Kelompok kemanusiaan tersebut juga melaporkan pengeboman besar-besaran di daerah Khan Younis selama dua hari terakhir, menargetkan bangunan tempat tinggal, kuburan, dan rumah sakit.
“Laporan awal dan rekaman video menunjukkan bahwa sebagian besar pemakaman al-Namsawi hancur dan kuburan kosong dengan beberapa mayat dilaporkan hilang,” katanya.
“Masyarakat Gaza telah beralih dari keterkejutan karena kehilangan segalanya – dalam beberapa kasus setiap anggota keluarga mereka – menjadi perjuangan yang melemahkan untuk tetap hidup dan melindungi orang-orang yang mereka cintai,” kata Komisaris UNRWA Philippe Lazzarini setelah kunjungannya yang keempat di Gaza sejak 7 Oktober.
Amnesty International mengatakan pemadaman telekomunikasi, yang telah memasuki hari ketujuh, telah membahayakan warga sipil, menghambat pekerjaan layanan penyelamatan, dan mempersulit upaya pengiriman bantuan.
“Pemadaman listrik yang berulang dan mengancam jiwa ini tidak boleh dinormalisasi.

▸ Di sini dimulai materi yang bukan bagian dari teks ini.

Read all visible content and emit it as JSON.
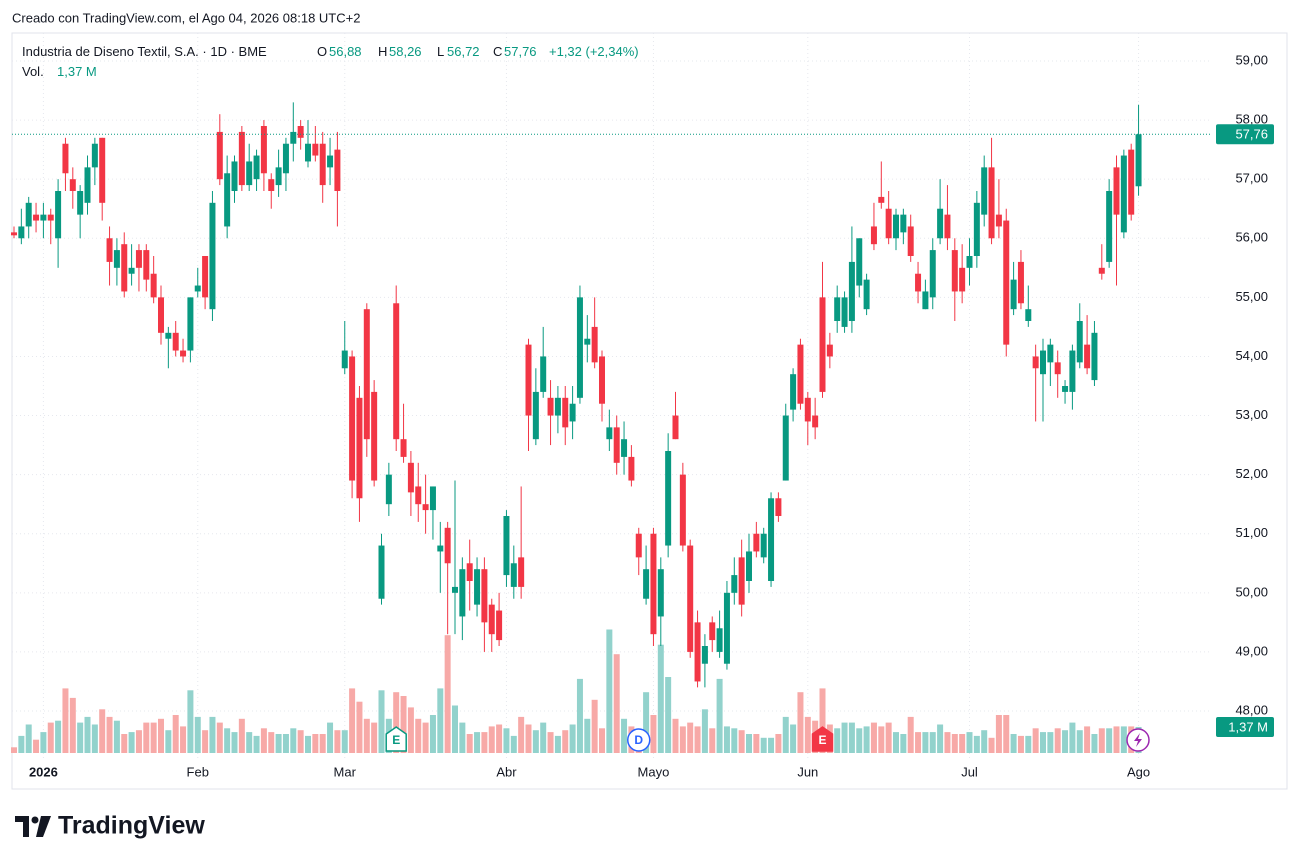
{
  "chart_data": {
    "type": "candlestick",
    "created": "Creado con TradingView.com, el Ago 04, 2026 08:18 UTC+2",
    "title": "Industria de Diseno Textil, S.A. · 1D · BME",
    "legend": {
      "o": "O",
      "o_value": {
        "value": 56.88,
        "label": "56,88"
      },
      "h": "H",
      "h_value": {
        "value": 58.26,
        "label": "58,26"
      },
      "l": "L",
      "l_value": {
        "value": 56.72,
        "label": "56,72"
      },
      "c": "C",
      "c_value": {
        "value": 57.76,
        "label": "57,76"
      },
      "change": "+1,32 (+2,34%)",
      "vol": "Vol.",
      "vol_value": {
        "value": 1.37,
        "label": "1,37 M"
      }
    },
    "brand": "TradingView",
    "up_color": "#089981",
    "down_color": "#f23645",
    "volume_up_color": "#92d2cc",
    "volume_down_color": "#f7a9a7",
    "grid": true,
    "categories": [
      null,
      null,
      null,
      null,
      "2026",
      null,
      null,
      null,
      null,
      null,
      null,
      null,
      null,
      null,
      null,
      null,
      null,
      null,
      null,
      null,
      null,
      null,
      null,
      null,
      null,
      "Feb",
      null,
      null,
      null,
      null,
      null,
      null,
      null,
      null,
      null,
      null,
      null,
      null,
      null,
      null,
      null,
      null,
      null,
      null,
      null,
      "Mar",
      null,
      null,
      null,
      null,
      null,
      null,
      null,
      null,
      null,
      null,
      null,
      null,
      null,
      null,
      null,
      null,
      null,
      null,
      null,
      null,
      null,
      "Abr",
      null,
      null,
      null,
      null,
      null,
      null,
      null,
      null,
      null,
      null,
      null,
      null,
      null,
      null,
      null,
      null,
      null,
      null,
      null,
      "Mayo",
      null,
      null,
      null,
      null,
      null,
      null,
      null,
      null,
      null,
      null,
      null,
      null,
      null,
      null,
      null,
      null,
      null,
      null,
      null,
      null,
      "Jun",
      null,
      null,
      null,
      null,
      null,
      null,
      null,
      null,
      null,
      null,
      null,
      null,
      null,
      null,
      null,
      null,
      null,
      null,
      null,
      null,
      null,
      "Jul",
      null,
      null,
      null,
      null,
      null,
      null,
      null,
      null,
      null,
      null,
      null,
      null,
      null,
      null,
      null,
      null,
      null,
      null,
      null,
      null,
      null,
      null,
      "Ago"
    ],
    "open": [
      56.1,
      56.0,
      56.2,
      56.4,
      56.3,
      56.4,
      56.0,
      57.6,
      57.0,
      56.4,
      56.6,
      57.2,
      57.7,
      56.0,
      55.5,
      55.9,
      55.4,
      55.8,
      55.8,
      55.4,
      55.0,
      54.3,
      54.4,
      54.1,
      54.1,
      55.1,
      55.7,
      54.8,
      57.8,
      56.2,
      56.8,
      57.8,
      56.9,
      57.0,
      57.9,
      57.0,
      56.9,
      57.1,
      57.6,
      57.9,
      57.3,
      57.6,
      57.6,
      57.2,
      57.5,
      53.8,
      54.0,
      53.3,
      54.8,
      53.4,
      49.9,
      51.5,
      54.9,
      52.6,
      52.2,
      51.8,
      51.5,
      51.4,
      50.7,
      51.1,
      50.0,
      49.6,
      50.5,
      49.8,
      50.4,
      49.8,
      49.7,
      50.3,
      50.1,
      50.6,
      54.2,
      52.6,
      53.4,
      53.3,
      53.0,
      53.3,
      52.9,
      53.3,
      54.2,
      54.5,
      54.0,
      52.6,
      52.8,
      52.3,
      52.3,
      51.0,
      49.9,
      51.0,
      49.6,
      50.8,
      53.0,
      52.0,
      50.8,
      49.5,
      48.8,
      49.5,
      49.0,
      48.8,
      50.0,
      50.6,
      50.2,
      51.0,
      50.6,
      50.2,
      51.6,
      51.9,
      53.1,
      54.2,
      53.3,
      53.0,
      55.0,
      54.2,
      54.6,
      54.5,
      54.6,
      55.2,
      54.8,
      56.2,
      56.7,
      56.5,
      56.0,
      56.1,
      56.2,
      55.4,
      54.8,
      55.0,
      56.0,
      56.4,
      55.8,
      55.5,
      55.5,
      55.7,
      56.4,
      57.2,
      56.4,
      56.3,
      54.8,
      55.6,
      54.6,
      54.0,
      53.7,
      53.9,
      53.9,
      53.4,
      53.4,
      53.9,
      54.2,
      53.6,
      55.5,
      55.6,
      57.2,
      56.1,
      57.5,
      56.88
    ],
    "high": [
      56.2,
      56.5,
      56.7,
      56.6,
      56.6,
      56.5,
      57.0,
      57.7,
      57.2,
      56.9,
      57.4,
      57.7,
      57.7,
      56.2,
      56.0,
      56.1,
      55.9,
      55.9,
      55.9,
      55.7,
      55.2,
      54.5,
      54.6,
      54.3,
      55.0,
      55.5,
      55.7,
      56.8,
      58.1,
      57.4,
      57.4,
      57.9,
      57.6,
      57.5,
      58.0,
      57.1,
      57.5,
      57.7,
      58.3,
      58.0,
      58.0,
      57.9,
      57.8,
      57.7,
      57.8,
      54.6,
      54.1,
      53.5,
      54.9,
      53.6,
      51.0,
      52.2,
      55.2,
      53.2,
      52.4,
      52.2,
      52.0,
      51.8,
      51.2,
      51.2,
      51.9,
      50.6,
      50.9,
      50.6,
      50.6,
      49.9,
      50.0,
      51.4,
      50.8,
      51.8,
      54.3,
      53.8,
      54.5,
      53.6,
      53.5,
      53.5,
      53.5,
      55.2,
      54.7,
      55.0,
      54.1,
      53.1,
      53.0,
      52.9,
      52.5,
      51.1,
      50.8,
      51.1,
      50.6,
      52.7,
      53.4,
      52.2,
      50.9,
      49.7,
      49.3,
      49.6,
      49.7,
      50.2,
      50.6,
      50.9,
      51.0,
      51.2,
      51.1,
      51.7,
      51.7,
      53.2,
      53.8,
      54.3,
      53.4,
      53.3,
      55.6,
      54.4,
      55.2,
      55.1,
      56.2,
      56.0,
      55.4,
      56.6,
      57.3,
      56.8,
      56.5,
      56.5,
      56.4,
      55.6,
      55.3,
      56.0,
      57.0,
      56.9,
      56.0,
      55.9,
      56.0,
      56.8,
      57.4,
      57.7,
      57.0,
      56.5,
      55.6,
      55.8,
      55.2,
      54.2,
      54.3,
      54.3,
      54.1,
      53.6,
      54.2,
      54.9,
      54.7,
      54.6,
      55.9,
      57.0,
      57.4,
      57.5,
      57.6,
      58.26
    ],
    "low": [
      56.0,
      55.9,
      56.0,
      56.1,
      56.0,
      55.9,
      55.5,
      56.8,
      56.5,
      56.0,
      56.4,
      56.9,
      56.3,
      55.2,
      55.2,
      55.0,
      55.2,
      55.1,
      55.1,
      54.9,
      54.2,
      53.8,
      54.0,
      53.9,
      53.9,
      55.0,
      54.8,
      54.6,
      56.9,
      56.0,
      56.6,
      56.8,
      56.8,
      56.8,
      56.8,
      56.5,
      56.7,
      56.8,
      57.3,
      57.5,
      57.2,
      57.3,
      56.6,
      56.9,
      56.2,
      53.7,
      51.6,
      51.2,
      52.3,
      51.8,
      49.8,
      51.3,
      52.4,
      52.2,
      51.3,
      51.2,
      51.0,
      50.9,
      50.0,
      49.3,
      49.3,
      49.2,
      49.7,
      49.6,
      49.0,
      49.0,
      49.1,
      50.1,
      49.9,
      49.9,
      52.4,
      52.5,
      53.3,
      52.5,
      52.7,
      52.5,
      52.6,
      53.2,
      53.9,
      53.8,
      52.9,
      52.4,
      52.0,
      52.0,
      51.8,
      50.3,
      49.8,
      49.1,
      49.1,
      50.6,
      52.6,
      50.7,
      48.9,
      48.4,
      48.4,
      49.0,
      48.9,
      48.7,
      49.8,
      49.6,
      50.0,
      50.6,
      50.5,
      50.1,
      51.2,
      51.9,
      52.9,
      53.1,
      52.5,
      52.6,
      53.3,
      53.8,
      54.4,
      54.4,
      54.4,
      55.0,
      54.7,
      55.8,
      56.5,
      55.9,
      55.8,
      55.9,
      55.6,
      54.9,
      54.8,
      54.8,
      55.9,
      55.8,
      54.6,
      54.9,
      55.2,
      55.5,
      56.2,
      55.9,
      56.0,
      54.0,
      54.7,
      54.8,
      54.5,
      52.9,
      52.9,
      53.5,
      53.3,
      53.2,
      53.1,
      53.8,
      53.7,
      53.5,
      55.3,
      55.5,
      55.2,
      56.0,
      56.3,
      56.72
    ],
    "close": [
      56.05,
      56.2,
      56.6,
      56.3,
      56.4,
      56.3,
      56.8,
      57.1,
      56.8,
      56.8,
      57.2,
      57.6,
      56.6,
      55.6,
      55.8,
      55.1,
      55.5,
      55.5,
      55.3,
      55.0,
      54.4,
      54.4,
      54.1,
      54.0,
      55.0,
      55.2,
      55.0,
      56.6,
      57.0,
      57.1,
      57.3,
      56.9,
      57.3,
      57.4,
      57.1,
      56.8,
      57.2,
      57.6,
      57.8,
      57.7,
      57.6,
      57.4,
      56.9,
      57.4,
      56.8,
      54.1,
      51.9,
      51.6,
      52.6,
      51.9,
      50.8,
      52.0,
      52.6,
      52.3,
      51.7,
      51.5,
      51.4,
      51.8,
      50.8,
      50.5,
      50.1,
      50.4,
      50.2,
      50.4,
      49.5,
      49.3,
      49.2,
      51.3,
      50.5,
      50.1,
      53.0,
      53.4,
      54.0,
      53.0,
      53.3,
      52.8,
      53.2,
      55.0,
      54.3,
      53.9,
      53.2,
      52.8,
      52.2,
      52.6,
      51.9,
      50.6,
      50.4,
      49.3,
      50.4,
      52.4,
      52.6,
      50.8,
      49.0,
      48.5,
      49.1,
      49.2,
      49.4,
      50.0,
      50.3,
      49.8,
      50.7,
      50.7,
      51.0,
      51.6,
      51.3,
      53.0,
      53.7,
      53.2,
      52.9,
      52.8,
      53.4,
      54.0,
      55.0,
      55.0,
      55.6,
      56.0,
      55.3,
      55.9,
      56.6,
      56.0,
      56.4,
      56.4,
      55.7,
      55.1,
      55.1,
      55.8,
      56.5,
      56.0,
      55.1,
      55.1,
      55.7,
      56.6,
      57.2,
      56.0,
      56.2,
      54.2,
      55.3,
      54.9,
      54.8,
      53.8,
      54.1,
      54.2,
      53.7,
      53.5,
      54.1,
      54.6,
      53.8,
      54.4,
      55.4,
      56.8,
      56.4,
      57.4,
      56.4,
      57.76
    ],
    "volume": [
      0.3,
      0.9,
      1.5,
      0.7,
      1.1,
      1.6,
      1.7,
      3.4,
      2.9,
      1.6,
      1.9,
      1.5,
      2.3,
      1.9,
      1.7,
      1.0,
      1.1,
      1.2,
      1.6,
      1.6,
      1.8,
      1.2,
      2.0,
      1.4,
      3.3,
      1.9,
      1.2,
      1.9,
      1.6,
      1.3,
      1.1,
      1.8,
      1.1,
      0.9,
      1.3,
      1.1,
      1.0,
      1.0,
      1.3,
      1.2,
      0.9,
      1.0,
      1.0,
      1.6,
      1.2,
      1.2,
      3.4,
      2.7,
      1.8,
      1.6,
      3.3,
      1.8,
      3.2,
      3.0,
      2.4,
      1.8,
      1.6,
      2.0,
      3.4,
      6.2,
      2.5,
      1.6,
      1.0,
      1.1,
      1.1,
      1.4,
      1.5,
      1.3,
      0.9,
      1.9,
      1.5,
      1.2,
      1.6,
      1.1,
      0.9,
      1.2,
      1.5,
      3.9,
      1.8,
      2.8,
      1.3,
      6.5,
      5.2,
      1.8,
      1.4,
      1.1,
      3.2,
      2.0,
      5.7,
      4.0,
      1.8,
      1.4,
      1.6,
      1.4,
      2.3,
      1.3,
      3.9,
      1.4,
      1.3,
      1.2,
      1.0,
      1.0,
      0.8,
      0.8,
      1.0,
      1.9,
      1.5,
      3.2,
      1.9,
      1.7,
      3.4,
      1.5,
      1.3,
      1.6,
      1.6,
      1.3,
      1.4,
      1.6,
      1.4,
      1.6,
      1.1,
      1.0,
      1.9,
      1.1,
      1.1,
      1.1,
      1.5,
      1.1,
      1.0,
      1.0,
      1.1,
      0.9,
      1.2,
      0.8,
      2.0,
      2.0,
      1.0,
      0.9,
      0.9,
      1.3,
      1.1,
      1.1,
      1.3,
      1.2,
      1.6,
      1.2,
      1.4,
      1.0,
      1.3,
      1.3,
      1.4,
      1.4,
      1.4,
      1.37
    ],
    "ylim": [
      47.1,
      59.45
    ],
    "yticks": [
      {
        "value": 48,
        "label": "48,00"
      },
      {
        "value": 49,
        "label": "49,00"
      },
      {
        "value": 50,
        "label": "50,00"
      },
      {
        "value": 51,
        "label": "51,00"
      },
      {
        "value": 52,
        "label": "52,00"
      },
      {
        "value": 53,
        "label": "53,00"
      },
      {
        "value": 54,
        "label": "54,00"
      },
      {
        "value": 55,
        "label": "55,00"
      },
      {
        "value": 56,
        "label": "56,00"
      },
      {
        "value": 57,
        "label": "57,00"
      },
      {
        "value": 58,
        "label": "58,00"
      },
      {
        "value": 59,
        "label": "59,00"
      }
    ],
    "last_price": {
      "value": 57.76,
      "label": "57,76"
    },
    "last_volume": {
      "value": 1.37,
      "label": "1,37 M"
    },
    "events": [
      {
        "index": 52,
        "label": "E",
        "color": "#089981",
        "shape": "badge"
      },
      {
        "index": 85,
        "label": "D",
        "color": "#2962ff",
        "shape": "circle"
      },
      {
        "index": 110,
        "label": "E",
        "color": "#f23645",
        "shape": "badge"
      }
    ]
  }
}
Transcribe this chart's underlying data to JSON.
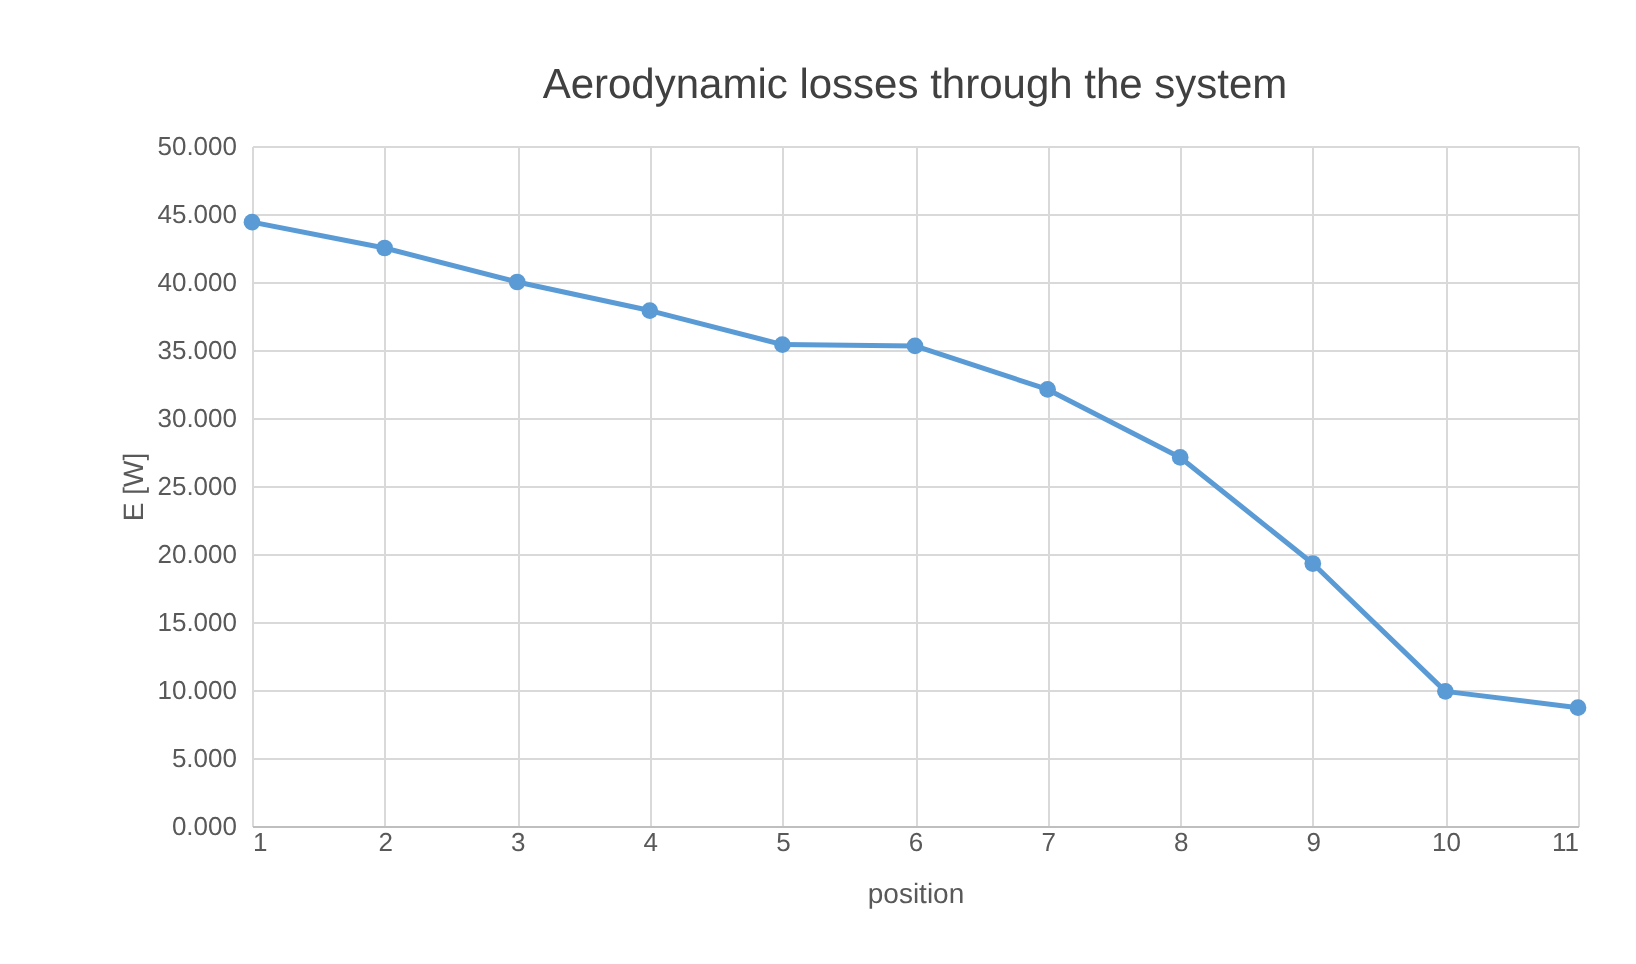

Gencatan senjata segera sangat penting untuk segera memulihkan listrik dan konektivitas bagi warga Gaza,” kata kelompok tersebut seraya menambahkan bahwa pemadaman komunikasi yang berlangsung saat ini adalah yang kesembilan yang dilakukan pasukan “Israel” sejak awal pertempuran. (zarahamala/arrahmah.id)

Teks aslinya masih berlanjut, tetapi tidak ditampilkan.